Fulacht fia, Folkstown Little, Co. Dublin
Co. Dublin |
Settlement Sites
A small oval pit in the ground, filled with blackened soil and cracked stone, is not much to look at.
But a fulacht fia, the term used for these ancient cooking or processing sites found widely across Ireland, carries a quiet logic once you understand what it once was. The basic method involved heating stones in a fire until they were intensely hot, then dropping them into a water-filled trough to bring the water to a boil. The stones, unable to survive repeated thermal shock, shatter, and that heat-shattered stone, mixed with charcoal-rich sediment, is precisely what survives in the archaeological record thousands of years later.

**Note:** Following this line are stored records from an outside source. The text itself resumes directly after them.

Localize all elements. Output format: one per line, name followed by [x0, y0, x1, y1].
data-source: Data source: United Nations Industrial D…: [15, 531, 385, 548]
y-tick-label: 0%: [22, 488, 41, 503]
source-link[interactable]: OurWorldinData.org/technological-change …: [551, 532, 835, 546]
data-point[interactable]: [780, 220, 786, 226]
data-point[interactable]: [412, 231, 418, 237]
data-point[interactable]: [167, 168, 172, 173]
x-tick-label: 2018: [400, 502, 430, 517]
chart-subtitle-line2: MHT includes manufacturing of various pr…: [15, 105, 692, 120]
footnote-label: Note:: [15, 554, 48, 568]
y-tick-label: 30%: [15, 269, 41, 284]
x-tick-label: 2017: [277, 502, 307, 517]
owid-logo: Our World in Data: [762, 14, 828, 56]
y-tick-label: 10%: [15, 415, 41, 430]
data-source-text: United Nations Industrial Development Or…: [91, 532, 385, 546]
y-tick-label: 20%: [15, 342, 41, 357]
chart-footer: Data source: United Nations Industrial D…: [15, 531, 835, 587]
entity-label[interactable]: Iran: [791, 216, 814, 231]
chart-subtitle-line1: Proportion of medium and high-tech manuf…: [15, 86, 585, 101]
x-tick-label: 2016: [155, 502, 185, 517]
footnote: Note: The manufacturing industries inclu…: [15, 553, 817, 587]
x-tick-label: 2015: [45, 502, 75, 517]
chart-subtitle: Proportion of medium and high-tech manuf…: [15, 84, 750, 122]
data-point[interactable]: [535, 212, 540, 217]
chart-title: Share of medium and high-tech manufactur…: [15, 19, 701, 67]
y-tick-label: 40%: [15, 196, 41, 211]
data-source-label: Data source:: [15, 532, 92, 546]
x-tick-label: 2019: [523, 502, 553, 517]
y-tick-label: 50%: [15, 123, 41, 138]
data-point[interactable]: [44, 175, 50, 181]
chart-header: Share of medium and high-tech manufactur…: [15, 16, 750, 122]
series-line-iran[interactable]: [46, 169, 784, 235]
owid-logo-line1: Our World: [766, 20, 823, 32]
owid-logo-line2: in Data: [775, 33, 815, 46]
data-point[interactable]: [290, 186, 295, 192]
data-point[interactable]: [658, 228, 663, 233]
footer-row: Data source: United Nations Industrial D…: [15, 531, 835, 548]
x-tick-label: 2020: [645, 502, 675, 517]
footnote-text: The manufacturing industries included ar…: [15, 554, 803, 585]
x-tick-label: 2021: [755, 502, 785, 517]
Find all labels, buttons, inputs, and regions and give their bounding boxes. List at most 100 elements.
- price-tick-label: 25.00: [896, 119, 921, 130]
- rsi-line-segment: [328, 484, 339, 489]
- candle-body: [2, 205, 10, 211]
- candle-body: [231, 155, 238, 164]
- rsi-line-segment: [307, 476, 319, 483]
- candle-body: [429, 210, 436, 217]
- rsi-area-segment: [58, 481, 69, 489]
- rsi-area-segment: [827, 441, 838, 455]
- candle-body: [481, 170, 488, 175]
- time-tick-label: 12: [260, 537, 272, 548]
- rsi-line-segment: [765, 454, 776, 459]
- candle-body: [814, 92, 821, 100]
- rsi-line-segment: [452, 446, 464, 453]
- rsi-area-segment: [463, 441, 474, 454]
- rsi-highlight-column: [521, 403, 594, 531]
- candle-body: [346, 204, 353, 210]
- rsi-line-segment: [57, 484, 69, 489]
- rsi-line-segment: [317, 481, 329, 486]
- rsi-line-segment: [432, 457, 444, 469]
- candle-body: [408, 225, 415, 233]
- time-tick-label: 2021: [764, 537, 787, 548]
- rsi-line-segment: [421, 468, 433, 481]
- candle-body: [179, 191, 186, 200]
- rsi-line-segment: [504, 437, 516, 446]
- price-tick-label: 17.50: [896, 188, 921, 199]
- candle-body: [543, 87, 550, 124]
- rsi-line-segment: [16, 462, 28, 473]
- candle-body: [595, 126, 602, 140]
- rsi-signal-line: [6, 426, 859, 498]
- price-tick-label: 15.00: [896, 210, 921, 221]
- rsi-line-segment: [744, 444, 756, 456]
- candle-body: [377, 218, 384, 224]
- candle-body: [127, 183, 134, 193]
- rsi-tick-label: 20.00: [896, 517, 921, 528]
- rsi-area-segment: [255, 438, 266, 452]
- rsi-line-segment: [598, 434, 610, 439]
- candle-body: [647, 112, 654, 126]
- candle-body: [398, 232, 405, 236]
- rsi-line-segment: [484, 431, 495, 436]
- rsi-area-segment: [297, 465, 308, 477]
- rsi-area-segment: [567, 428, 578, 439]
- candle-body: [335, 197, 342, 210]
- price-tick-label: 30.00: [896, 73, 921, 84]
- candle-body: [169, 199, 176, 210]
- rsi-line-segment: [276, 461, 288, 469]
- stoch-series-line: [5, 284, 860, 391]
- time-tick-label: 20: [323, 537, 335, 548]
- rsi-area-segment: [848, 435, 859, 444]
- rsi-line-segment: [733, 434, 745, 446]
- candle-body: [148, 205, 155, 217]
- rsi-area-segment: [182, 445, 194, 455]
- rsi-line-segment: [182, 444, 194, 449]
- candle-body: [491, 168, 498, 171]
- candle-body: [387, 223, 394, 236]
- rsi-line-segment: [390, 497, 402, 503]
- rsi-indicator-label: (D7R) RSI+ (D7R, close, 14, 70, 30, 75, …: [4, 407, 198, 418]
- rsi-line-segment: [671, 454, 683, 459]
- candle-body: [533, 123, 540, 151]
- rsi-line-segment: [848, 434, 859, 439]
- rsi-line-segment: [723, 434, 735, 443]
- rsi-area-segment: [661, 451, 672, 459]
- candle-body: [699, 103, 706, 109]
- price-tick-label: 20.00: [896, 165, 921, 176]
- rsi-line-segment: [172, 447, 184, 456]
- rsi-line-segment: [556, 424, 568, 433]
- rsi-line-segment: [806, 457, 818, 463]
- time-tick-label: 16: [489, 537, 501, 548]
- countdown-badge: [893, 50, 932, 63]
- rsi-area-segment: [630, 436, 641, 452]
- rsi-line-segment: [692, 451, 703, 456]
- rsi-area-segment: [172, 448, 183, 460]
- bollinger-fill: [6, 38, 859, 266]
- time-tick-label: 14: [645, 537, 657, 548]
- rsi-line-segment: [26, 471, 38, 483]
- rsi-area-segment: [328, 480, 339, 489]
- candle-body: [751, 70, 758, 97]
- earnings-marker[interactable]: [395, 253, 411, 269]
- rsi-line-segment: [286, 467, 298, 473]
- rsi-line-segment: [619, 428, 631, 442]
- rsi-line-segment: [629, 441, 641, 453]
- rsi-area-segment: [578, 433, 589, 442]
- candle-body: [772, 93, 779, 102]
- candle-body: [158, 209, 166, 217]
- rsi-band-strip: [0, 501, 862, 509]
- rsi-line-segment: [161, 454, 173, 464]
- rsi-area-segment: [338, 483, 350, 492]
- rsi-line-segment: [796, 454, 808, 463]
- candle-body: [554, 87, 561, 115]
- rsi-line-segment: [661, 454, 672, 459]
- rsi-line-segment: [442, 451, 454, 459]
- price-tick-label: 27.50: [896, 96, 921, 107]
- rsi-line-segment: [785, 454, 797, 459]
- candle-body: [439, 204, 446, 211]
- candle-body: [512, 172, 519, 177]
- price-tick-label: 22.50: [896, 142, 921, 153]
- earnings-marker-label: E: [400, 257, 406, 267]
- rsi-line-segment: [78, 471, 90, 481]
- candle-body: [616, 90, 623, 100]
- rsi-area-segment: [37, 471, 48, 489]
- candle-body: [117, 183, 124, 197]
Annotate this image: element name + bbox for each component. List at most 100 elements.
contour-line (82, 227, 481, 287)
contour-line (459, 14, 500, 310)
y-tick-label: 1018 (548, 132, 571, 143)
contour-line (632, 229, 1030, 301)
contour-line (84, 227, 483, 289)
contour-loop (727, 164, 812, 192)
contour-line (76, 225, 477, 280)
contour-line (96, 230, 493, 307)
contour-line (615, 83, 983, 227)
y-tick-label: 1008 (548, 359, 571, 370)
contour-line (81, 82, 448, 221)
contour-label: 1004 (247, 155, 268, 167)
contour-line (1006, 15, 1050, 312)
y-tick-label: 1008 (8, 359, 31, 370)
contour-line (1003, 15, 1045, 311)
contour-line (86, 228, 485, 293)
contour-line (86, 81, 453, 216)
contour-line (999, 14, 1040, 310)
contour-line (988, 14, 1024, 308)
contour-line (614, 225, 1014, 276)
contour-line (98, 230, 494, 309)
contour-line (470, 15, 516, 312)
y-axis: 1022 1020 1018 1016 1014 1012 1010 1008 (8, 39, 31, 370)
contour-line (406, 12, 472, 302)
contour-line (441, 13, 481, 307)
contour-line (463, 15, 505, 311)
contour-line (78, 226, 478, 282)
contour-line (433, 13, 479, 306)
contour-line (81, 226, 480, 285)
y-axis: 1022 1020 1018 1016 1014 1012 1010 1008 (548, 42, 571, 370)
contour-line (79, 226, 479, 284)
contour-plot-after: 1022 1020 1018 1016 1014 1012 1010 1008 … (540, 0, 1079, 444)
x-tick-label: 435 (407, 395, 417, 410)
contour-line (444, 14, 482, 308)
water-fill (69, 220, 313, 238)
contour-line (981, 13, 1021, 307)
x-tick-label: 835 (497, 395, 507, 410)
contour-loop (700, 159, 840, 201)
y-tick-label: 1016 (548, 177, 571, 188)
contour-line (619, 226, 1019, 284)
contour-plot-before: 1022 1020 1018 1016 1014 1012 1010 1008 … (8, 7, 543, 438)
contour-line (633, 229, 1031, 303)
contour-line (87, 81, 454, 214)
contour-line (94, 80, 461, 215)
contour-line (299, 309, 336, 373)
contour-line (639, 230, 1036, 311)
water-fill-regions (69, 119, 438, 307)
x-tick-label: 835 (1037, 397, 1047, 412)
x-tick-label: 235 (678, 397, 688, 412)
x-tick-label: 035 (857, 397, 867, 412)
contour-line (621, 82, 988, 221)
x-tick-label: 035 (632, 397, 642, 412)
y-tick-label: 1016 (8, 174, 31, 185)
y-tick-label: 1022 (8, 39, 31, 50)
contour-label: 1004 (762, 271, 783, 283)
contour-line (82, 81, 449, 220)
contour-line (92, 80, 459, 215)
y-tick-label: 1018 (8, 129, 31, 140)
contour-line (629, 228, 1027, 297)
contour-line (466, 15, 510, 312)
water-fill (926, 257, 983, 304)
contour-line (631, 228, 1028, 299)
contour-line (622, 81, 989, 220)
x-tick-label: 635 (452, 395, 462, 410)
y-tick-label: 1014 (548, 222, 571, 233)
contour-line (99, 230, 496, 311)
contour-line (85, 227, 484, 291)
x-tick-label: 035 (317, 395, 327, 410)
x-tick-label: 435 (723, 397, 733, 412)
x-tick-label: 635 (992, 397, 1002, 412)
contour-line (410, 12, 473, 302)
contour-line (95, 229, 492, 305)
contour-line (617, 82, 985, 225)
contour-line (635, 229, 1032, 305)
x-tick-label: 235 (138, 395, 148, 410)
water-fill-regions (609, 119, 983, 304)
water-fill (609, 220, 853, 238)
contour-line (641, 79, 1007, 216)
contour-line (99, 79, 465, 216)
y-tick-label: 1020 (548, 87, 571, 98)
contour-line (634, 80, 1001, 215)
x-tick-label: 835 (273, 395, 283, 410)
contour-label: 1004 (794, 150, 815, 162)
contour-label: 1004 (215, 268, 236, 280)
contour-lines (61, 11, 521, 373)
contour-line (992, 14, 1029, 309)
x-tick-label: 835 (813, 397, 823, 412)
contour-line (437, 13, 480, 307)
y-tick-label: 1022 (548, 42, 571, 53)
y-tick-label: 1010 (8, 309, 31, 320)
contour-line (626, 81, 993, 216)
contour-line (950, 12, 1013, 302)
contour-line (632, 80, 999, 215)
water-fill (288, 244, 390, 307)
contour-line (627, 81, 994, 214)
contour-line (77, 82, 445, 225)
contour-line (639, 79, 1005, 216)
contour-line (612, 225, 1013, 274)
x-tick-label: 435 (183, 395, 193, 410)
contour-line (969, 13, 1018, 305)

The example at Folkstown Little, County Dublin, came to light through a licensed excavation carried out ahead of a proposed development, under Licence number 10E0010. The trough itself was oval in plan, measuring 3.25 metres by 1.64 metres and surviving to a depth of 0.45 metres, a modest but well-preserved example of the type. The fills were dark with charcoal and studded with the fractured stones that are the hallmark of these sites. Among the material recovered was charred hazelnut shell, which the excavator Long interpreted in 2010 not as incidental debris but as a deliberate deposit, suggesting some element of intentional action beyond the purely functional. Whether that points to a ritual dimension or something more prosaic is the kind of question that tends to follow fulachta fiadh wherever they are found.
The site is not accessible as a visitor destination in the conventional sense; it was excavated in advance of development, meaning the physical remains have since been disturbed or removed from their original context. What remains is the record rather than the place itself, held in the excavation report and in the archive it generated. For anyone with an interest in prehistoric landscapes around north County Dublin, the broader Folkstown Little area sits within a region that has yielded considerable archaeological material through development-led investigations over the past few decades, making licence reports from that period a useful starting point for understanding what once lay just beneath the surface here.